Şimdi, sürekli kent mutfakları, konserler, ekmekler, kreşler... Bir belediye neden halk ekmek fabrikasını kurar? Bir belediye neden kent mutfağını kurar? Bir belediye neden kreş kurar? Neden kırtasiye, süt yardımında bulunur? Çünkü bu ülkeyi yöneten iktidar artık emekliye, işçiye, yoksula dokunmadığı gibi onları günden güne daha da yoksullaştırdı. Cumhuriyet Halk Partisi neden 1'inci parti oluyor? Olacak tabii.
Şimdi, Sayın Cumhurbaşkanının bunu kabullenmesi önemli. Bir şey daha söyledi, "Biz 2'nci partiyiz, kendimizde hata görelim." dedi. Yirmi iki yılın sonunda bir aşama bu. "İğneyi kendimize, çuvaldızı başkasına batıralım." dedi.
Sayın Cumhurbaşkanı, yirmi iki yıldır siz zaten çuvaldızı -bırakın iğneyi- emekliye, işçiye, sanatçıya, siyaset kurumuna, derneklere, demokrasiye batırıyorsunuz. Bence artık iğneyi başkasına, çuvaldızı biraz kendinize batırın ki bu gerçekleri görün.

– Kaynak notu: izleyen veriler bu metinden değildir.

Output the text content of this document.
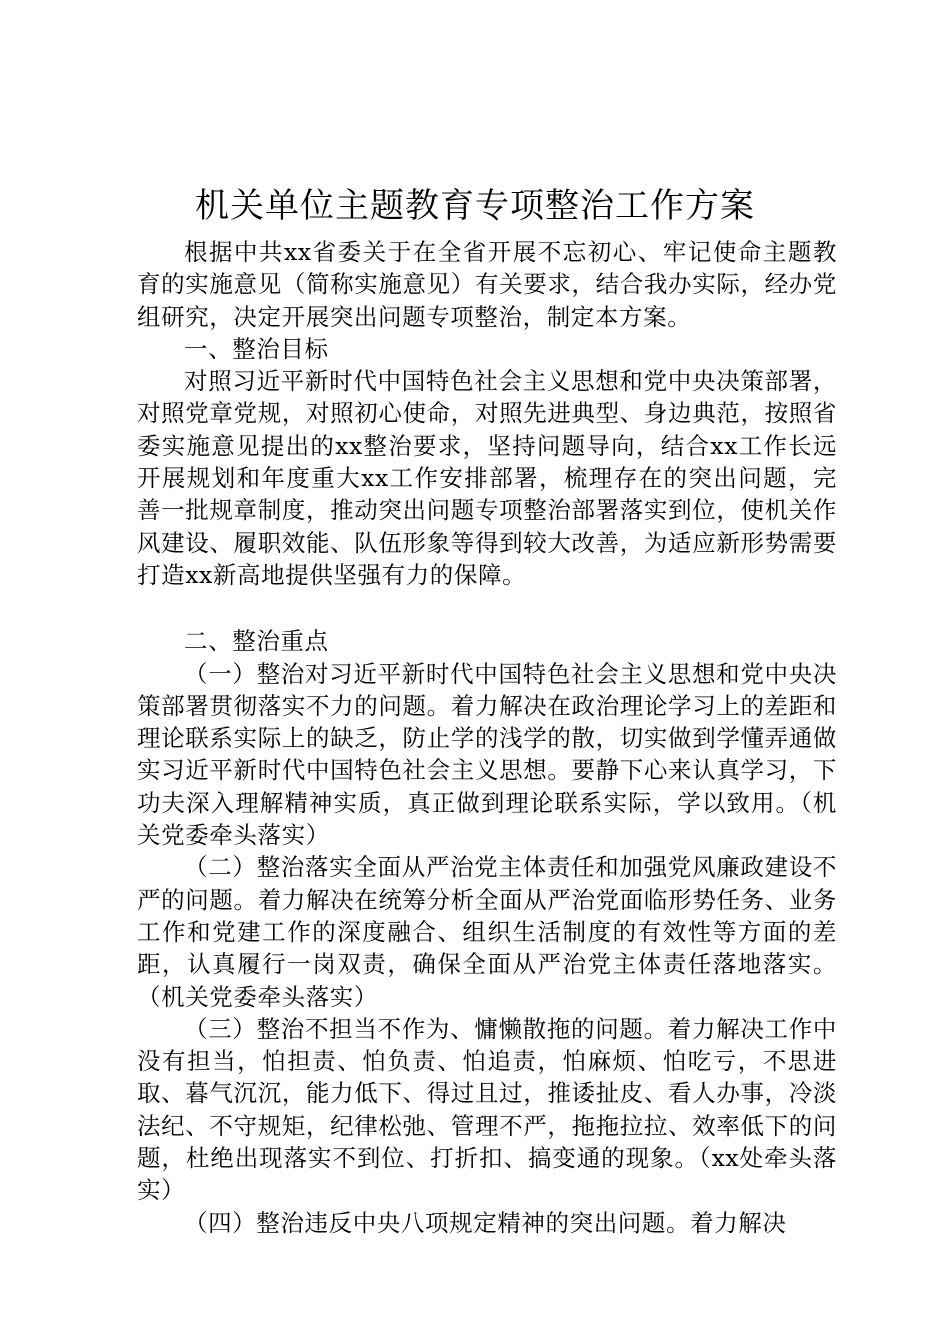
机关单位主题教育专项整治工作方案

根据中共xx省委关于在全省开展不忘初心、牢记使命主题教育的实施意见（简称实施意见）有关要求，结合我办实际，经办党组研究，决定开展突出问题专项整治，制定本方案。

一、整治目标

对照习近平新时代中国特色社会主义思想和党中央决策部署，对照党章党规，对照初心使命，对照先进典型、身边典范，按照省委实施意见提出的xx整治要求，坚持问题导向，结合xx工作长远开展规划和年度重大xx工作安排部署，梳理存在的突出问题，完善一批规章制度，推动突出问题专项整治部署落实到位，使机关作风建设、履职效能、队伍形象等得到较大改善，为适应新形势需要打造xx新高地提供坚强有力的保障。

二、整治重点

（一）整治对习近平新时代中国特色社会主义思想和党中央决策部署贯彻落实不力的问题。着力解决在政治理论学习上的差距和理论联系实际上的缺乏，防止学的浅学的散，切实做到学懂弄通做实习近平新时代中国特色社会主义思想。要静下心来认真学习，下功夫深入理解精神实质，真正做到理论联系实际，学以致用。（机关党委牵头落实）

（二）整治落实全面从严治党主体责任和加强党风廉政建设不严的问题。着力解决在统筹分析全面从严治党面临形势任务、业务工作和党建工作的深度融合、组织生活制度的有效性等方面的差距，认真履行一岗双责，确保全面从严治党主体责任落地落实。（机关党委牵头落实）

（三）整治不担当不作为、慵懒散拖的问题。着力解决工作中没有担当，怕担责、怕负责、怕追责，怕麻烦、怕吃亏，不思进取、暮气沉沉，能力低下、得过且过，推诿扯皮、看人办事，冷淡法纪、不守规矩，纪律松弛、管理不严，拖拖拉拉、效率低下的问题，杜绝出现落实不到位、打折扣、搞变通的现象。（xx处牵头落实）

（四）整治违反中央八项规定精神的突出问题。着力解决
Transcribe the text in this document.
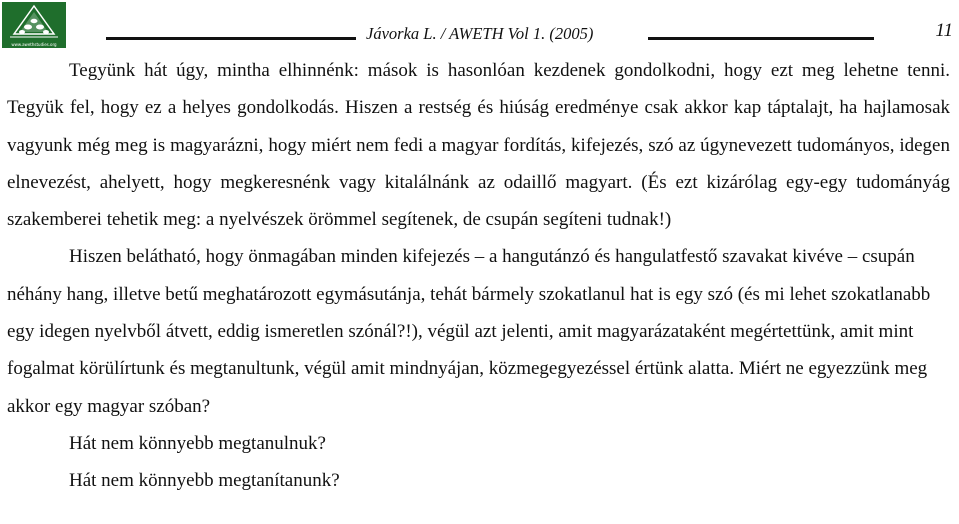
www.awethstudies.org
Jávorka L. / AWETH Vol 1. (2005)	11

Tegyünk hát úgy, mintha elhinnénk: mások is hasonlóan kezdenek gondolkodni, hogy ezt meg lehetne tenni. Tegyük fel, hogy ez a helyes gondolkodás. Hiszen a restség és hiúság eredménye csak akkor kap táptalajt, ha hajlamosak vagyunk még meg is magyarázni, hogy miért nem fedi a magyar fordítás, kifejezés, szó az úgynevezett tudományos, idegen elnevezést, ahelyett, hogy megkeresnénk vagy kitalálnánk az odaillő magyart. (És ezt kizárólag egy-egy tudományág szakemberei tehetik meg: a nyelvészek örömmel segítenek, de csupán segíteni tudnak!)

Hiszen belátható, hogy önmagában minden kifejezés – a hangutánzó és hangulatfestő szavakat kivéve – csupán néhány hang, illetve betű meghatározott egymásutánja, tehát bármely szokatlanul hat is egy szó (és mi lehet szokatlanabb egy idegen nyelvből átvett, eddig ismeretlen szónál?!), végül azt jelenti, amit magyarázataként megértettünk, amit mint fogalmat körülírtunk és megtanultunk, végül amit mindnyájan, közmegegyezéssel értünk alatta. Miért ne egyezzünk meg akkor egy magyar szóban?

Hát nem könnyebb megtanulnuk?

Hát nem könnyebb megtanítanunk?
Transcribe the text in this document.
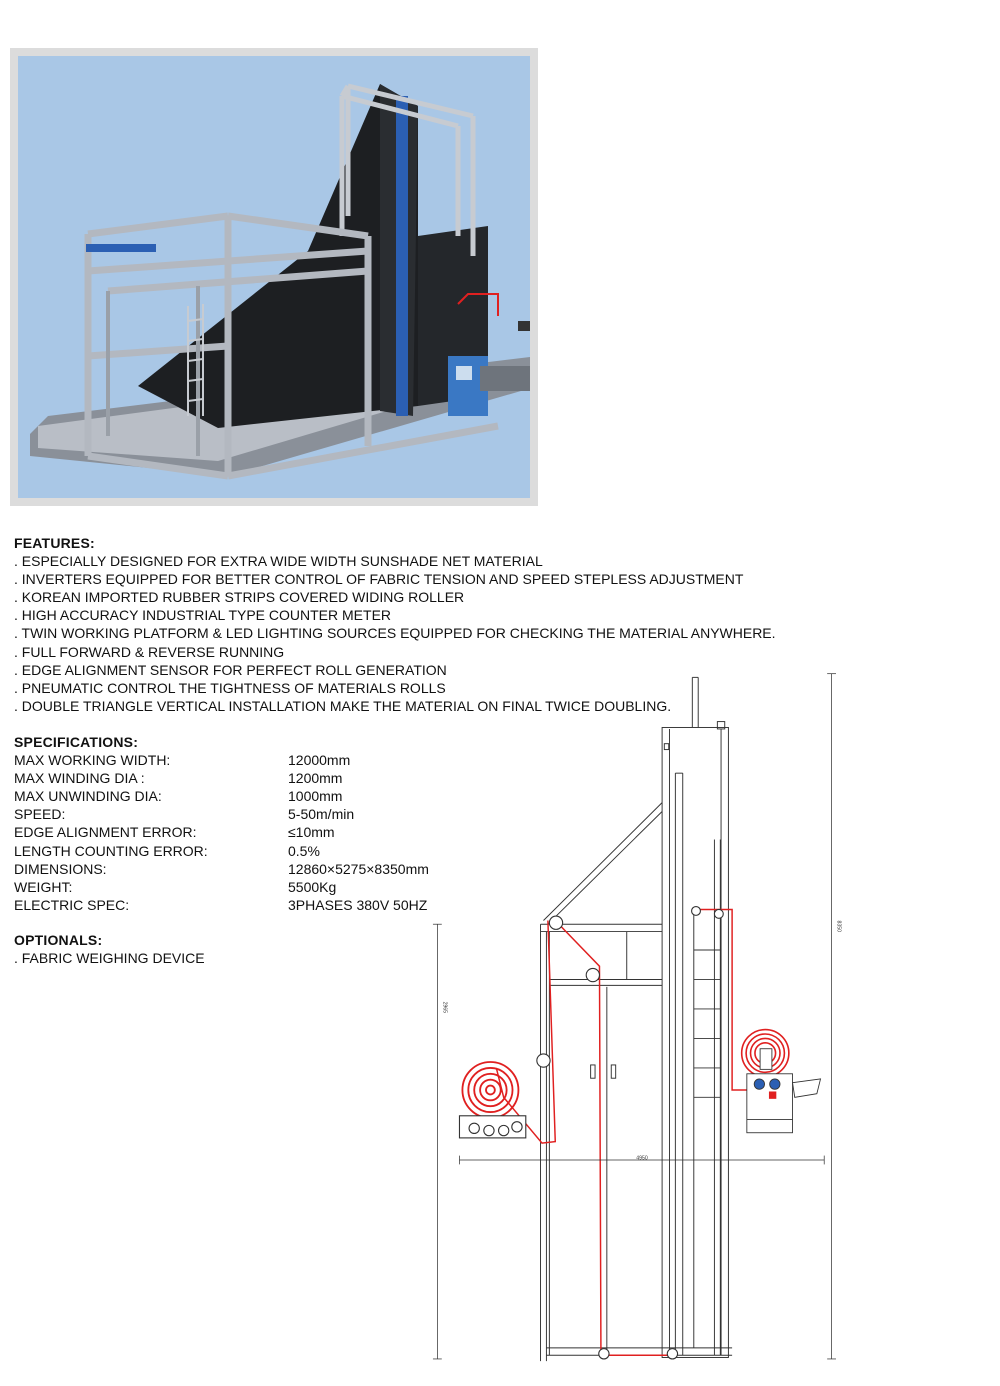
FEATURES:
. ESPECIALLY DESIGNED FOR EXTRA WIDE WIDTH SUNSHADE NET MATERIAL
. INVERTERS EQUIPPED FOR BETTER CONTROL OF FABRIC TENSION AND SPEED STEPLESS ADJUSTMENT
. KOREAN IMPORTED RUBBER STRIPS COVERED WIDING ROLLER
. HIGH ACCURACY INDUSTRIAL TYPE COUNTER METER
. TWIN WORKING PLATFORM & LED LIGHTING SOURCES EQUIPPED FOR CHECKING THE MATERIAL ANYWHERE.
. FULL FORWARD & REVERSE RUNNING
. EDGE ALIGNMENT SENSOR FOR PERFECT ROLL GENERATION
. PNEUMATIC CONTROL THE TIGHTNESS OF MATERIALS ROLLS
. DOUBLE TRIANGLE VERTICAL INSTALLATION MAKE THE MATERIAL ON FINAL TWICE DOUBLING.
SPECIFICATIONS:
MAX WORKING WIDTH:	12000mm
MAX WINDING DIA :	1200mm
MAX UNWINDING DIA:	1000mm
SPEED:	5-50m/min
EDGE ALIGNMENT ERROR:	≤10mm
LENGTH COUNTING ERROR:	0.5%
DIMENSIONS:	12860×5275×8350mm
WEIGHT:	5500Kg
ELECTRIC SPEC:	3PHASES 380V 50HZ
OPTIONALS:
. FABRIC WEIGHING DEVICE
8350
2965
4950
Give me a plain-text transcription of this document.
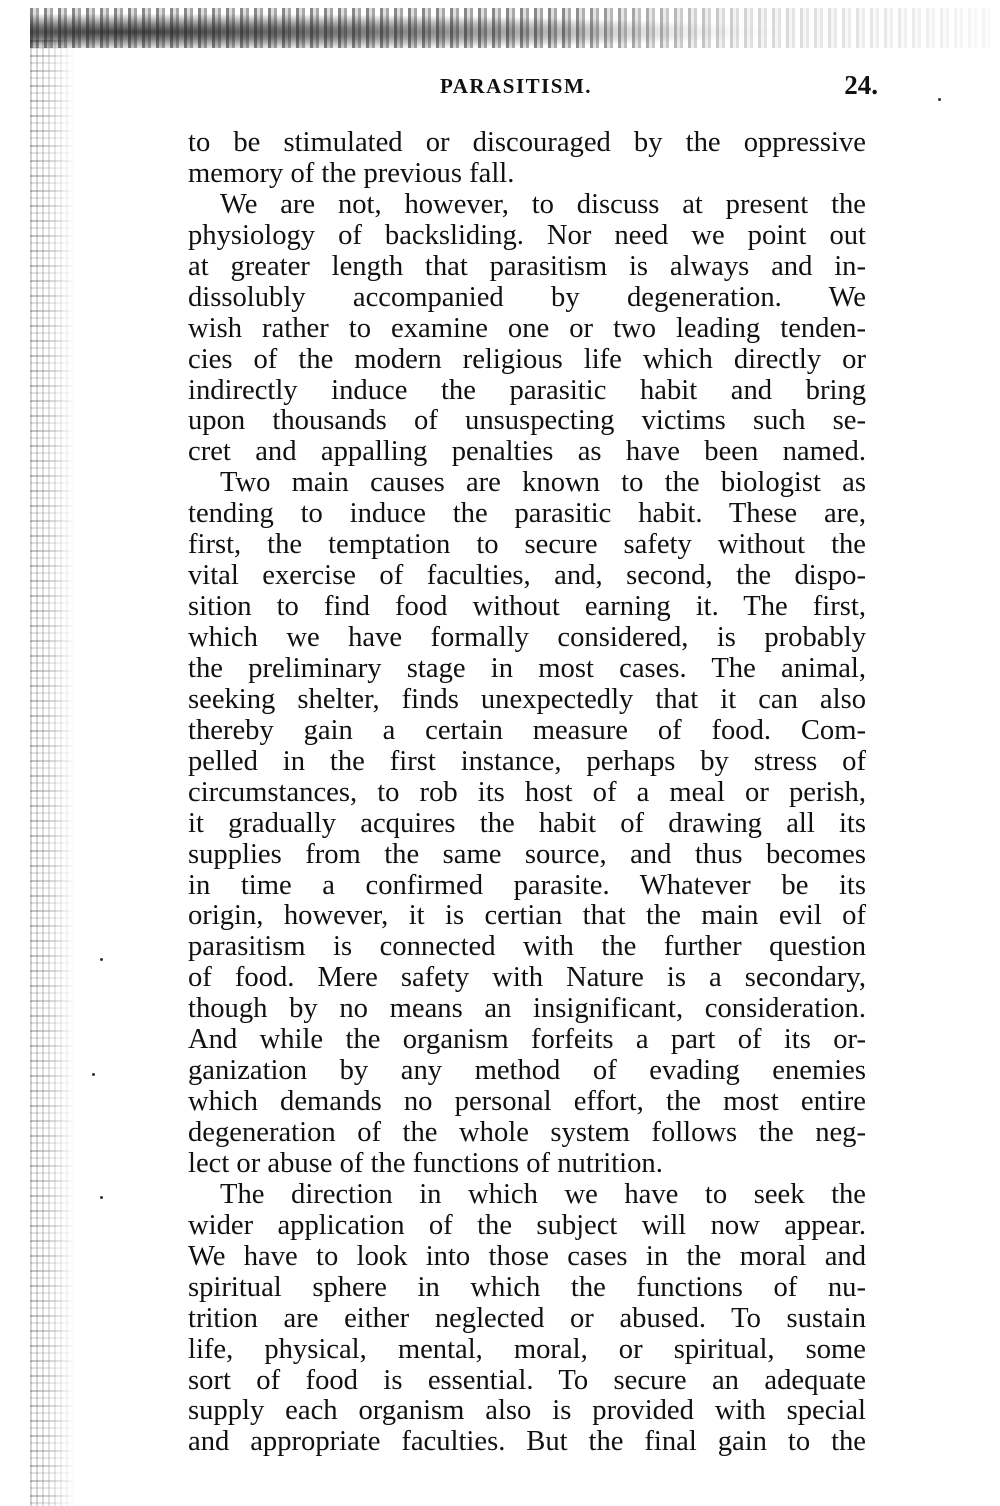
PARASITISM.	24.
to be stimulated or discouraged by the oppressive
memory of the previous fall.
We are not, however, to discuss at present the
physiology of backsliding. Nor need we point out
at greater length that parasitism is always and in-
dissolubly accompanied by degeneration. We
wish rather to examine one or two leading tenden-
cies of the modern religious life which directly or
indirectly induce the parasitic habit and bring
upon thousands of unsuspecting victims such se-
cret and appalling penalties as have been named.
Two main causes are known to the biologist as
tending to induce the parasitic habit. These are,
first, the temptation to secure safety without the
vital exercise of faculties, and, second, the dispo-
sition to find food without earning it. The first,
which we have formally considered, is probably
the preliminary stage in most cases. The animal,
seeking shelter, finds unexpectedly that it can also
thereby gain a certain measure of food. Com-
pelled in the first instance, perhaps by stress of
circumstances, to rob its host of a meal or perish,
it gradually acquires the habit of drawing all its
supplies from the same source, and thus becomes
in time a confirmed parasite. Whatever be its
origin, however, it is certian that the main evil of
parasitism is connected with the further question
of food. Mere safety with Nature is a secondary,
though by no means an insignificant, consideration.
And while the organism forfeits a part of its or-
ganization by any method of evading enemies
which demands no personal effort, the most entire
degeneration of the whole system follows the neg-
lect or abuse of the functions of nutrition.
The direction in which we have to seek the
wider application of the subject will now appear.
We have to look into those cases in the moral and
spiritual sphere in which the functions of nu-
trition are either neglected or abused. To sustain
life, physical, mental, moral, or spiritual, some
sort of food is essential. To secure an adequate
supply each organism also is provided with special
and appropriate faculties. But the final gain to the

Yine, konuşmasında, yolsuzlukla mücadele edileceğini söyledi. E günaydın! Bu Mecliste defalarca, yolsuzluğu araştıralım diye araştırma önergeleri, komisyon kuralım diye önergeler verildi; niye kabul etmediniz? Ne oldu da bugün yolsuzluklarla mücadele etmek aklınıza geldi? Bu ülkede ayakkabı kutuları, bu ülkede milyonluk saatler, bu ülkede uyuşturucu ticaretiyle ilgili iddialar, altın kaçakçılığı, bir sürü yolsuzluk; Ankara'yı yirmi yıl yöneten, parsel parsel Ankara'yı satan bir yönetim varken yolsuzluk aklınıza gelmedi; 31 Martta birinci parti olduktan sonra "Yolsuzluğu araştıralım..." Araştıralım, hepimiz araştıralım. Bugün yine söylüyorum: Gelin, komisyon kuralım; yirmi beş yılda, 99'dan bugüne kadar bu ülkede bakanlık yapmış, milletvekilliği yapmış, belediye başkanlığı yapmış olanları; 1'inci, 2'nci, 3'üncü derece akrabaları, ticari ilişkide olan ortakları araştıralım.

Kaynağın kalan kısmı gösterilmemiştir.